Athens could have an ending fund balance of $6.9 million on Sept. 30, which is the end of the current fiscal year. Next year’s prediction is at least $6.3 million left, although some remaining funds are earmarked for accounts other than the system’s general fund.
School officials predict a $39.3 million operating budget for fiscal 2014, compared to $38.5 million for the current fiscal year ending Sept. 30.
Decoding the budget
The West Coast offense is famous for its complicated football jargon and thick playbook, but school finance officials have their own version of 19 Bob QB Pass Right FB Slide. Instead of pass protections and receiver routes, a 27-digit coding system categorizes revenues, expenditures and funding sources for school systems.
Barry Hamilton, chief school finance officer for Athens, kicked off his budget presentation with a terminology tutorial. He also gave a breakdown of a nine-column table with font so small the budget figures appeared microscopic on the overhead screen.

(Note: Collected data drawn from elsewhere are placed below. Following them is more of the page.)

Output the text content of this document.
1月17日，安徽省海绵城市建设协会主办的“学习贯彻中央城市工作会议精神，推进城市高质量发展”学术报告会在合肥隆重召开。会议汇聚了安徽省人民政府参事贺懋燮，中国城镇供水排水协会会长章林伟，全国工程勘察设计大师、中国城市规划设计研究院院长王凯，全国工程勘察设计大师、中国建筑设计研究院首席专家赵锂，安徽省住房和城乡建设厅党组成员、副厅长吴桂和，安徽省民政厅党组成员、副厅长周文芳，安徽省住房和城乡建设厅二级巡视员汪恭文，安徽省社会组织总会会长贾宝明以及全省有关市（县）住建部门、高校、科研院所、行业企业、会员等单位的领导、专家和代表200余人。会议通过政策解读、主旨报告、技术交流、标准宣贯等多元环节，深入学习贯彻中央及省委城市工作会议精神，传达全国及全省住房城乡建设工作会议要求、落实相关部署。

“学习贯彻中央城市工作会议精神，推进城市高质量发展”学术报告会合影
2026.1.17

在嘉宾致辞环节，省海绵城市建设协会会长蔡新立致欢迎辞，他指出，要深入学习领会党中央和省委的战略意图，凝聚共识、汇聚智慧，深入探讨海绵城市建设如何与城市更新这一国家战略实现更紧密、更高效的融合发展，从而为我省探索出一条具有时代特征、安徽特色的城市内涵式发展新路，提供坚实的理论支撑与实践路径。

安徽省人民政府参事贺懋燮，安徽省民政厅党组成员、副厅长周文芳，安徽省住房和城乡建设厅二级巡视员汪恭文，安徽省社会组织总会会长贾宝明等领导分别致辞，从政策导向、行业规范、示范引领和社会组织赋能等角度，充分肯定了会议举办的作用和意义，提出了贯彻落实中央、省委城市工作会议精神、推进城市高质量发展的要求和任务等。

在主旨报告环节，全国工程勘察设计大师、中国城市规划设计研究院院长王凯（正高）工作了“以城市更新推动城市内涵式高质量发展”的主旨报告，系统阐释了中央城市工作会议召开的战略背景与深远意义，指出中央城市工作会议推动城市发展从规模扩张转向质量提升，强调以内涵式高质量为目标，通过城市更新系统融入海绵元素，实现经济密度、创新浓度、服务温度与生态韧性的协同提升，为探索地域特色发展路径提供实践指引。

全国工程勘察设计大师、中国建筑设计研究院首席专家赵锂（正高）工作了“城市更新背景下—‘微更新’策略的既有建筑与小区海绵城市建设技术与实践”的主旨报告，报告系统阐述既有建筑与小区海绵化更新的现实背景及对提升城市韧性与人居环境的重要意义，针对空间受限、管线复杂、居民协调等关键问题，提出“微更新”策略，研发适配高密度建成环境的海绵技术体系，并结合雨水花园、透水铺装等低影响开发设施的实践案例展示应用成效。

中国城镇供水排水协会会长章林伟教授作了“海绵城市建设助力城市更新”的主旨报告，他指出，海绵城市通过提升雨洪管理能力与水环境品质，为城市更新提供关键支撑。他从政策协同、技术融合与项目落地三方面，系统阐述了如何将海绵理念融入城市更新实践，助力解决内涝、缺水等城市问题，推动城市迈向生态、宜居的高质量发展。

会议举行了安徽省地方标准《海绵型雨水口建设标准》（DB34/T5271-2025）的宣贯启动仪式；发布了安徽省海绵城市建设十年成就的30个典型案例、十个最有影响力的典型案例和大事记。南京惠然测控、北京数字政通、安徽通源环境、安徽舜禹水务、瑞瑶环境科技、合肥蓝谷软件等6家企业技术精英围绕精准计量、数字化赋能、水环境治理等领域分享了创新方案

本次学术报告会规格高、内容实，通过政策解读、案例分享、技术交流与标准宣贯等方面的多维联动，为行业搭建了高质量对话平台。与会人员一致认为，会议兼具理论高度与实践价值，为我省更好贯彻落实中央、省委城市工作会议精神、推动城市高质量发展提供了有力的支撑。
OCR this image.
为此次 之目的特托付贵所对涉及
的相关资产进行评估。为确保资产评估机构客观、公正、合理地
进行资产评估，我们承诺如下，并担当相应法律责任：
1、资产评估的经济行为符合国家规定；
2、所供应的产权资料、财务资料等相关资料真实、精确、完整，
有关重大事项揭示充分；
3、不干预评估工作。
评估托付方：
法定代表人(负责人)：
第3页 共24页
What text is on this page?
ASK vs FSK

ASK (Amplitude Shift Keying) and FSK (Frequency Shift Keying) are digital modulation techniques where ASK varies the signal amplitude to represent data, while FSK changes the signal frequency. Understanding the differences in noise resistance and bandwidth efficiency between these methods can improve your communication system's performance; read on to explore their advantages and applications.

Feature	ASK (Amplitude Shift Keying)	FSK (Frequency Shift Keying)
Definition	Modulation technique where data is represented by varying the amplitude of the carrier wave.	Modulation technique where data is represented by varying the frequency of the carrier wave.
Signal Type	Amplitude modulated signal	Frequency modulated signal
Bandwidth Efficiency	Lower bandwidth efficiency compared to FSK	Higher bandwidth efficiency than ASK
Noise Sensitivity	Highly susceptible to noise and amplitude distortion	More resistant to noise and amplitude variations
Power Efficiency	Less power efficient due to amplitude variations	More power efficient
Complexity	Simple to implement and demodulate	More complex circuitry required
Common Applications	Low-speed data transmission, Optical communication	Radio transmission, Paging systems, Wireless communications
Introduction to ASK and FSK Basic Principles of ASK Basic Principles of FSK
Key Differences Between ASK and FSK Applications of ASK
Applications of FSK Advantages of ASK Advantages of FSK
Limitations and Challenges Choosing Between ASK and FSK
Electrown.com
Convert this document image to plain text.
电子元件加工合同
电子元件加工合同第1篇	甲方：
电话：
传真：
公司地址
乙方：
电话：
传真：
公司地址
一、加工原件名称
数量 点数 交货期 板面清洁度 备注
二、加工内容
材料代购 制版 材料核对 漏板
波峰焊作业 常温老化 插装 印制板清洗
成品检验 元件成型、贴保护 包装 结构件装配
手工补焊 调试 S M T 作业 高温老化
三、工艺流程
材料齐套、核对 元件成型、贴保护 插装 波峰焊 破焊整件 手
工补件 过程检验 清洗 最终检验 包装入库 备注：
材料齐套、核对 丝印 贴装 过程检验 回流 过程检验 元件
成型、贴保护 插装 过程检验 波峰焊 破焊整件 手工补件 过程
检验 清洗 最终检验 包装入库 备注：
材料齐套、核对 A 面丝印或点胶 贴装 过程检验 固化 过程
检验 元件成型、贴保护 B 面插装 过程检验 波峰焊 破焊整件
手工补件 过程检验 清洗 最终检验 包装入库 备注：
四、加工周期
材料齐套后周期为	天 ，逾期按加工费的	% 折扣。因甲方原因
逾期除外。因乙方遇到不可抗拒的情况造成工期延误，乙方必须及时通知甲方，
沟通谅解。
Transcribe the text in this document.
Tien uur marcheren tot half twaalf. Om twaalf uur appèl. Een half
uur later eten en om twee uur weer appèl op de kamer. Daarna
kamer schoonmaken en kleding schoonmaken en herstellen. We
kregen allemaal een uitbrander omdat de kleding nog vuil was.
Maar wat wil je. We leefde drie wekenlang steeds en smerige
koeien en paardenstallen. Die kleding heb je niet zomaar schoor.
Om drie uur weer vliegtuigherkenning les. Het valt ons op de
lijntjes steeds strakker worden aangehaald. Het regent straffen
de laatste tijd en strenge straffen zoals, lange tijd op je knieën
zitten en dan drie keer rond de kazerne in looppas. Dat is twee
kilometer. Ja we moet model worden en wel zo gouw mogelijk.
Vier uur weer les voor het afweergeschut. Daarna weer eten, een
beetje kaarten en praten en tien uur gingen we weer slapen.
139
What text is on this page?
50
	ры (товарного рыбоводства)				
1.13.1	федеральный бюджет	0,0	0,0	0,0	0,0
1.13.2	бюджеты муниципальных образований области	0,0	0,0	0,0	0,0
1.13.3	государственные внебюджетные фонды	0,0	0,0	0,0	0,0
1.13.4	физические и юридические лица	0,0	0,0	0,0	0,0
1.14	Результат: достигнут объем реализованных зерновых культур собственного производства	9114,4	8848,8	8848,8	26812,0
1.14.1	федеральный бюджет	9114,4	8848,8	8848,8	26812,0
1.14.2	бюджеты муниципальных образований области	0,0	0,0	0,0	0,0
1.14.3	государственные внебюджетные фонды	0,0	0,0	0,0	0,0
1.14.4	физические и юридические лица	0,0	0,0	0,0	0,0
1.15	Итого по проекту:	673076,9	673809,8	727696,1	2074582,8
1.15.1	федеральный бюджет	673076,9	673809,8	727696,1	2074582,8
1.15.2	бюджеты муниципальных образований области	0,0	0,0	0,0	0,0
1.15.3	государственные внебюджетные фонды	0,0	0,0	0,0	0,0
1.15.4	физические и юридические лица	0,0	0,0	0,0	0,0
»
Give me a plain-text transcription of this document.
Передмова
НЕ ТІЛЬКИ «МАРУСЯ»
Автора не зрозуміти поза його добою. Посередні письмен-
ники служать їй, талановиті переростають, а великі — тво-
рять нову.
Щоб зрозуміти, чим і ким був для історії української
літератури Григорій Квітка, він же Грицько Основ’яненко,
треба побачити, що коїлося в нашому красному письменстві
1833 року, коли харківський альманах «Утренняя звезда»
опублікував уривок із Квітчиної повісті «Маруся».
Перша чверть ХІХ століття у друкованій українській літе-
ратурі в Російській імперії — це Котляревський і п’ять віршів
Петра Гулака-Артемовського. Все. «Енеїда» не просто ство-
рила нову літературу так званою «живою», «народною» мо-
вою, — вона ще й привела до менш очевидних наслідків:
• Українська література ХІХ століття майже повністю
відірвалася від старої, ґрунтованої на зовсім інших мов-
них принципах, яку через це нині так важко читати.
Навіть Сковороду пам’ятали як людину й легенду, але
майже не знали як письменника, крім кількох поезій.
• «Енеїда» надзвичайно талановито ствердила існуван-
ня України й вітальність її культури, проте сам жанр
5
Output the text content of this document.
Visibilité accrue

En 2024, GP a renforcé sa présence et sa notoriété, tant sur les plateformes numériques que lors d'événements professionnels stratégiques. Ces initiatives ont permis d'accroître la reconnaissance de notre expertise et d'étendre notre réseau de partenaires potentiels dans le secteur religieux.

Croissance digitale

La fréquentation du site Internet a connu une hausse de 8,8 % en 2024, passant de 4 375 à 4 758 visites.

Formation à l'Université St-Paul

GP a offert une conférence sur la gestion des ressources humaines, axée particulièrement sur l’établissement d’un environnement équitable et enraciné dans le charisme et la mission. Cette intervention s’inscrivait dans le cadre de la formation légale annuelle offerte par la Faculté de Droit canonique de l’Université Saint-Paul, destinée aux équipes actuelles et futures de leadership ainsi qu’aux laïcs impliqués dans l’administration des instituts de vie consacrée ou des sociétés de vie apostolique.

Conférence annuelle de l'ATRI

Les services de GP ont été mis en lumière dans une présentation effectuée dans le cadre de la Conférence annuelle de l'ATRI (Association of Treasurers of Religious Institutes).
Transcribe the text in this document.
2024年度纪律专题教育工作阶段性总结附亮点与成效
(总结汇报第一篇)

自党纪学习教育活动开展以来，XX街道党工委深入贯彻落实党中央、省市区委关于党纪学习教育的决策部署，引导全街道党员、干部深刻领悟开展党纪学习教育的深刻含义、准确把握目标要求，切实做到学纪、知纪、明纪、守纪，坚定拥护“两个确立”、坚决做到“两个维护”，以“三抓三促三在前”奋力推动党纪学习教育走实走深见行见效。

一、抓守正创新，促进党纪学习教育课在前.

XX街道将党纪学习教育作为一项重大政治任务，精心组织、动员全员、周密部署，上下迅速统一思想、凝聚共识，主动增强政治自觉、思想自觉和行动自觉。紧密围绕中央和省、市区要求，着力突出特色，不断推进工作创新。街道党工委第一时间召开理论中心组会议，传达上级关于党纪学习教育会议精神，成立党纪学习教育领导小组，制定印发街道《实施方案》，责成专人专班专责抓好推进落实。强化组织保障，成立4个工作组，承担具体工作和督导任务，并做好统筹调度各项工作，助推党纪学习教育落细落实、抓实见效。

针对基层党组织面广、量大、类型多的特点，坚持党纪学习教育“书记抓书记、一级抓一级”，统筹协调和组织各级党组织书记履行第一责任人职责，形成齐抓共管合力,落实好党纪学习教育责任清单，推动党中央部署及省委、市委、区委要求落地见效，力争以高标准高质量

“Every expenditure and every source of revenue that we have has a 27-digit code. It’s a matter of just becoming familiar with those codes and what they mean,” said Hamilton.
Expected revenue for fiscal 2014 are $18.2 million from the state, $14.3 million locally and $2.5 million in federal funding.
Expenditures are forecasted at $24.3 million for instructional and instructional support services, $3.3 million for operations and management, $2.7 million for debt service and $2 million for capital outlay.
School officials said the system lost $114,000 in special education funding and approximately $70,000 apiece from Title I and TVA-in-lieu of taxes.
However, overall local funding is projected to be $14.3 million in fiscal 2014, compared to $13.3 million in fiscal 2013.